Le Rassemblement national (RN) sort de ces municipales avec un bilan en demi-teinte : des ambitions affichées de conquête de grandes villes qui se heurtent à la réalité des urnes, et, simultanément, un renforcement tangible de son implantation dans des communes de taille moyenne.
Des espoirs déçus dans plusieurs métropoles
Dimanche 22 mars, les résultats ont montré que le RN n’a pas réalisé les victoires majeures qu’il espérait dans le Sud. À Toulon, la députée du Var Laure Lavalette, très médiatisée, s’incline face à la candidate divers droite Josée Massi, qui l’emporte avec 53 % des voix contre 47 % pour Lavalette, après le retrait du sénateur LR Michel Bonnus.
À Nîmes, présenté pendant la campagne comme un laboratoire de « l’union des droites », le candidat d’union de la gauche Vincent Bouget devance Julien Sanchez, l’eurodéputé et ancien maire de Beaucaire, avec 40,5 % contre 37,9 %.
À Marseille, Franck Allisio (RN) obtient 40,4 % des suffrages et arrive derrière le maire socialiste sortant, Benoît Payan, crédité de 54,3 %. Malgré ces contre‑performances, Jordan Bardella, président du parti, se félicite que « le RN devienne la première force d’opposition » à Marseille.
Des victoires ciblées, mais pas de basculement généralisé
Sur certains territoires, le RN réalise toutefois des coups d’éclat : Menton (Alexandra Masson) où la députée l’emporte avec 47,57 % des voix, ainsi que Carcassonne et Agde, remportées respectivement par les députés Christophe Barthès et Aurélien Lopez‑Liguori. Le parti progresse aussi dans plusieurs communes du Nord et de l’Ouest, comme Liévin ou La Flèche.

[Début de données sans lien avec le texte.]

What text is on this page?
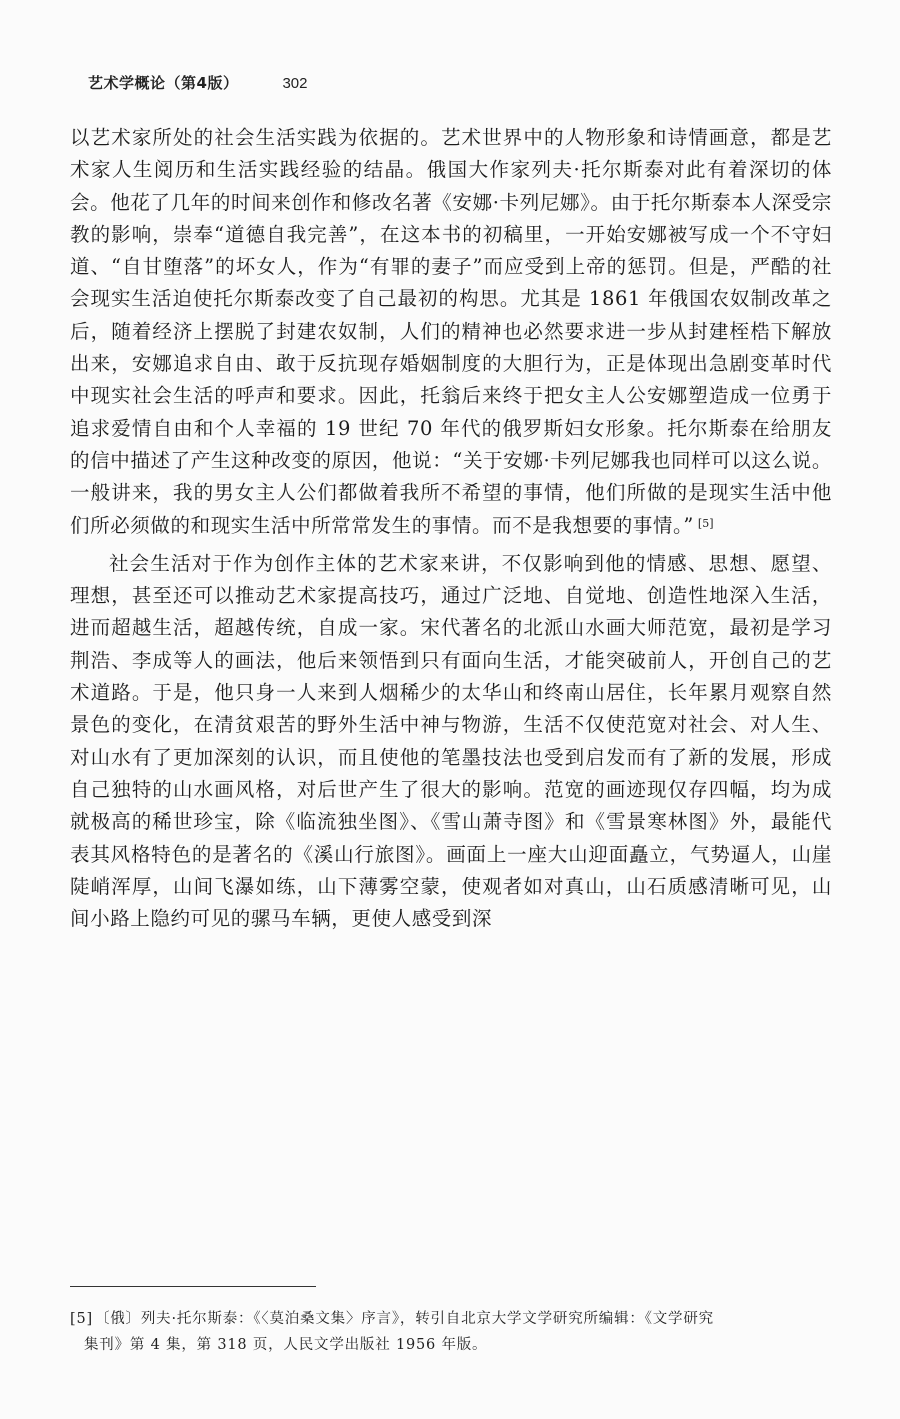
艺术学概论（第4版）	302

以艺术家所处的社会生活实践为依据的。艺术世界中的人物形象和诗情画意，都是艺术家人生阅历和生活实践经验的结晶。俄国大作家列夫·托尔斯泰对此有着深切的体会。他花了几年的时间来创作和修改名著《安娜·卡列尼娜》。由于托尔斯泰本人深受宗教的影响，崇奉“道德自我完善”，在这本书的初稿里，一开始安娜被写成一个不守妇道、“自甘堕落”的坏女人，作为“有罪的妻子”而应受到上帝的惩罚。但是，严酷的社会现实生活迫使托尔斯泰改变了自己最初的构思。尤其是 1861 年俄国农奴制改革之后，随着经济上摆脱了封建农奴制，人们的精神也必然要求进一步从封建桎梏下解放出来，安娜追求自由、敢于反抗现存婚姻制度的大胆行为，正是体现出急剧变革时代中现实社会生活的呼声和要求。因此，托翁后来终于把女主人公安娜塑造成一位勇于追求爱情自由和个人幸福的 19 世纪 70 年代的俄罗斯妇女形象。托尔斯泰在给朋友的信中描述了产生这种改变的原因，他说：“关于安娜·卡列尼娜我也同样可以这么说。一般讲来，我的男女主人公们都做着我所不希望的事情，他们所做的是现实生活中他们所必须做的和现实生活中所常常发生的事情。而不是我想要的事情。” [5]

社会生活对于作为创作主体的艺术家来讲，不仅影响到他的情感、思想、愿望、理想，甚至还可以推动艺术家提高技巧，通过广泛地、自觉地、创造性地深入生活，进而超越生活，超越传统，自成一家。宋代著名的北派山水画大师范宽，最初是学习荆浩、李成等人的画法，他后来领悟到只有面向生活，才能突破前人，开创自己的艺术道路。于是，他只身一人来到人烟稀少的太华山和终南山居住，长年累月观察自然景色的变化，在清贫艰苦的野外生活中神与物游，生活不仅使范宽对社会、对人生、对山水有了更加深刻的认识，而且使他的笔墨技法也受到启发而有了新的发展，形成自己独特的山水画风格，对后世产生了很大的影响。范宽的画迹现仅存四幅，均为成就极高的稀世珍宝，除《临流独坐图》、《雪山萧寺图》和《雪景寒林图》外，最能代表其风格特色的是著名的《溪山行旅图》。画面上一座大山迎面矗立，气势逼人，山崖陡峭浑厚，山间飞瀑如练，山下薄雾空蒙，使观者如对真山，山石质感清晰可见，山间小路上隐约可见的骡马车辆，更使人感受到深

[5] 〔俄〕列夫·托尔斯泰：《〈莫泊桑文集〉序言》，转引自北京大学文学研究所编辑：《文学研究
集刊》第 4 集，第 318 页，人民文学出版社 1956 年版。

Pour autant, ces succès restent ponctuels et n’équivalent pas à la conquête d’une ville symbole susceptible de signifier un basculement national. Jordan Bardella revendique « la plus grande percée de toute l’histoire du RN » et parle d’« une dynamique chaque jour plus puissante », mais le constat empiriquement observable est celui d’un plafond de verre persistant dans les grandes agglomérations.
Nice : trophée et révélateur stratégique
Nice occupe une place particulière dans ce tableau. Eric Ciotti, rallié au RN, remporte la mairie avec 48,90 % des voix, devant Christian Estrosi (37,3 %) et Juliette Chesnel‑Le Roux (14,8 %). Pour le RN, Nice représente un trophée politique et un exemple à exhiber : « Regardez, les gens de droite qui nous rejoignent sont bien traités et en plus ils gagnent des villes », commentait un cadre du parti avant le second tour.
Mais cette victoire isole autant qu’elle valorise. La stratégie d’« union des droites » prônée par la direction du RN n’a pas été massivement suivie. Dans de nombreuses communes, les listes de droite ont préféré fusionner entre elles ou se retirer pour constituer un barrage républicain et empêcher l’élection de listes RN. Jordan Bardella qualifie d’ailleurs la position de LR de « révélateur puissant, presque brutal, de ses contradictions ».
Ancrage progressif dans les villes moyennes
Face à l’échec relatif de la stratégie d’union des droites dans les grandes villes, la direction du RN met en avant un autre indicateur : l’augmentation du nombre d’élus municipaux et la progression régulière de son implantation dans les villes de taille moyenne. Le parti souligne la valeur des conseillers d’opposition gagnés localement et argue que la conquête de mairies reste un processus de long terme.
À cet égard, des communes comme La Flèche sont citées en exemple. Le candidat RN Romain Lemoigne, selon le récit du parti, pourrait devenir un « Hénin‑Beaumont de l’Ouest », formule employée en interne pour évoquer une implantation durable qui servirait de modèle pour d’autres territoires.
En pratique, le RN sort de ces municipales avec des avancées territoriales contrastées : des victoires notables mais dispersées, une incapacité à transformer ces succès en un basculement généralisé des grandes villes, et une stratégie qui mise désormais sur l’ancrage progressif dans les communes moyennes pour asseoir sa présence locale.